Duwend probeerde hij de koffer dicht te krijgen, die oude slotjes werkten niet goed mee
probeerden ze hem toch nog van zijn besluit af te brengen? Het lukte hem niet. In zijn
gedachten ging alles veel vlotter, hij zou vertrekken in alle rust, de auto zou hij zelfs laten
staan, zo wreed was hij niet. Ze zou pas een paar uren later merken dat hij er niet meer was.
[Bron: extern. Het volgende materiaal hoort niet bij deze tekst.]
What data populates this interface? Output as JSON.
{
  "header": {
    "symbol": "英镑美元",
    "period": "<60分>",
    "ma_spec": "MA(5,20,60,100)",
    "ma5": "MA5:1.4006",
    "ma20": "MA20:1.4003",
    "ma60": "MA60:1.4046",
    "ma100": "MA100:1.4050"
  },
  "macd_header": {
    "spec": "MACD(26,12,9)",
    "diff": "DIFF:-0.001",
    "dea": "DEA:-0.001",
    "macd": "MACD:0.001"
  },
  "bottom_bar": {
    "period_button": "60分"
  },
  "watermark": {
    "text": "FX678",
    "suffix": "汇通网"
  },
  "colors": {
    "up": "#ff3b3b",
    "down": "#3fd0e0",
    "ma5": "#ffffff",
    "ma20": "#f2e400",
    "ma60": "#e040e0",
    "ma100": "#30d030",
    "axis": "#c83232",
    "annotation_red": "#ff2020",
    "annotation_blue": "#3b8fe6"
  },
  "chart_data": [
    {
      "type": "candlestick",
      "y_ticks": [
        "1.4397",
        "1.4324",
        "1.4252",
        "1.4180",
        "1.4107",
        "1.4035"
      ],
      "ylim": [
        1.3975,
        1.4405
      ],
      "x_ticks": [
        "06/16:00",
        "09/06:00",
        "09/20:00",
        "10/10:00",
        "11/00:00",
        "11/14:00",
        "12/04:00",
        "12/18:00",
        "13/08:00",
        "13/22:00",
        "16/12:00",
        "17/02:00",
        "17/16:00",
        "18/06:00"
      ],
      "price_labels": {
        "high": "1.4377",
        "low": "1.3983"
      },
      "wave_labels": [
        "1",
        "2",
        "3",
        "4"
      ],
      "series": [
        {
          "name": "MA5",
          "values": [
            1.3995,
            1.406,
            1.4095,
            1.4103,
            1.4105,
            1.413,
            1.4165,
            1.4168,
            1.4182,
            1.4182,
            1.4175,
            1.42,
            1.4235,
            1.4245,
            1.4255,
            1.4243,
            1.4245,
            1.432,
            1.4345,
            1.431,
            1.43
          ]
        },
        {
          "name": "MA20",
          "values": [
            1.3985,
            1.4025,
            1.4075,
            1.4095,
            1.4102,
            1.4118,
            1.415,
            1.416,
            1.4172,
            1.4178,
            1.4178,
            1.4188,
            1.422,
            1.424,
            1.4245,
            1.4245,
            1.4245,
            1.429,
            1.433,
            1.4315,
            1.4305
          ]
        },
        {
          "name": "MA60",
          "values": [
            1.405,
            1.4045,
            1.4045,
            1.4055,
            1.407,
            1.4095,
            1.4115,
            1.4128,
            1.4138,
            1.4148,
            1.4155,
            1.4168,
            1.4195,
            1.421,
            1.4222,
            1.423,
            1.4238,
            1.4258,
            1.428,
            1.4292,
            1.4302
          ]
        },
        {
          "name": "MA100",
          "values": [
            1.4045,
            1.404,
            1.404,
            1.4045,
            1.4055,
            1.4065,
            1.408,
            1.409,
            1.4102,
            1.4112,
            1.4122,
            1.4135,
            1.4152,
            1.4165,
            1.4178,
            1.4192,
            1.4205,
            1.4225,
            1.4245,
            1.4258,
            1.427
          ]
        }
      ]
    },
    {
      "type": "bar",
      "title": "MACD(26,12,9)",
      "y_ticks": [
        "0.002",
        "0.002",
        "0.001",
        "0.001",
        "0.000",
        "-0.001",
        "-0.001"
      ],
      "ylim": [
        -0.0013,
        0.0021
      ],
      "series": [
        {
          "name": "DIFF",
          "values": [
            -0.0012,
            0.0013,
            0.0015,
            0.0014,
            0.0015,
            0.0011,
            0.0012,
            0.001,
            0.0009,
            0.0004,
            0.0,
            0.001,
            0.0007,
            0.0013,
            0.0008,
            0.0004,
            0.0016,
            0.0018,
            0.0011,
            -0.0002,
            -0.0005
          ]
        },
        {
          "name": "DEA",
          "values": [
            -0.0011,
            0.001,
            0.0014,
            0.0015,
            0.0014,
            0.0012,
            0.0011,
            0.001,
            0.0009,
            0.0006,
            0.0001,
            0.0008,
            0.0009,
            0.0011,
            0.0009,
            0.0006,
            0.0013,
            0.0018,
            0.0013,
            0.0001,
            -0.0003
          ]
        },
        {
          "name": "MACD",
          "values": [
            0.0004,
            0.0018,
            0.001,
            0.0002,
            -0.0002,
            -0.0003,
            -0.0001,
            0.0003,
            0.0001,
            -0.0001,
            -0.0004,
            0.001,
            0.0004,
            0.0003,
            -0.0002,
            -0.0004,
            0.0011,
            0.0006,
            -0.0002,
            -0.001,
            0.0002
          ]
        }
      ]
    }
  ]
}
Nu vreesde hij elk ogenblik haar voetstappen te horen, het gekraak van haar enkels als ze
naar boven liep. Eén slotje was al dicht, het andere weigerde koppig. Dan moest het maar
zo. Hij liep naar beneden, stil, de oude trap fluisterde alleen maar nu. Wat een geluk dat hij
zijn jas vandaag aan de kapstok gehangen had, en niet gewoon over de gewillige rug van
een keukenstoel. Daarover had ze dan toch niet moeten klagen. In het voorbijgaan wierp hij
nog een laatste blik in de keuken. Daar zat ze, met haar rug naar hem toe, gevangen in het
vierkantje licht dat de zon door het raam naar binnen wierp. Haar handen lagen voor haar op
tafel, ze leek iets onzichtbaars vast te houden. Haar blonde haar gaf licht, misschien ademde
ze niet eens. Er was niets gebeurd en er zou ook niets gebeuren, zelfs de keukenklok stond
even stil. Dan verdween de zon, een wolk had zich van haar meester gemaakt. Het moment
was ongemerkt uit zijn handen geglipt. Er ging een rilling door haar rug, alsof ze het voelde.
Dit was het, dacht hij, draaide zich om en ging weg. De achterdeur liet hij op een kier.
Even dacht ze dat hij achter haar stond, dat als ze zich nu omdraaide, hij daar zou staan met
zijn jas over zijn arm en een koffer in zijn hand, dat hij zou zeggen ‘Dit was het’ en zou
weggaan. Er ging een rilling door haar rug en ze schudde de gedachte van zich af. Wat was
ze moe, van hem, van alles. Van planten water geven, van vissen voederen en afwassen.
Van doen alsof. Hier blijven zitten was het beste nu. Zitten en wachten tot het donker wordt.
Zitten en wachten. Niet meer denken. Buiten toeterde een auto en alsof dit het teken was
waarop hij had gewacht, liep de man op het huis af. De steentjes knarsten onder zijn voeten
en de fluitende vogels leken wel euforische trompetters die zijn komst aankondigden. Hij
duwde de achterdeur open die vreemd genoeg op een kier stond. Binnen veegde hij zijn
glimmend gepoetste schoenen aan de deurmat die hem vrolijk welkom heette. Hij maakte de
knopen van zijn donkerblauwe jas los, die hij daarna achteloos op de zetel gooide. Zijn sjaal
was van precies hetzelfde oranje als het vissenlijkje dat bovenin de bokaal dreef.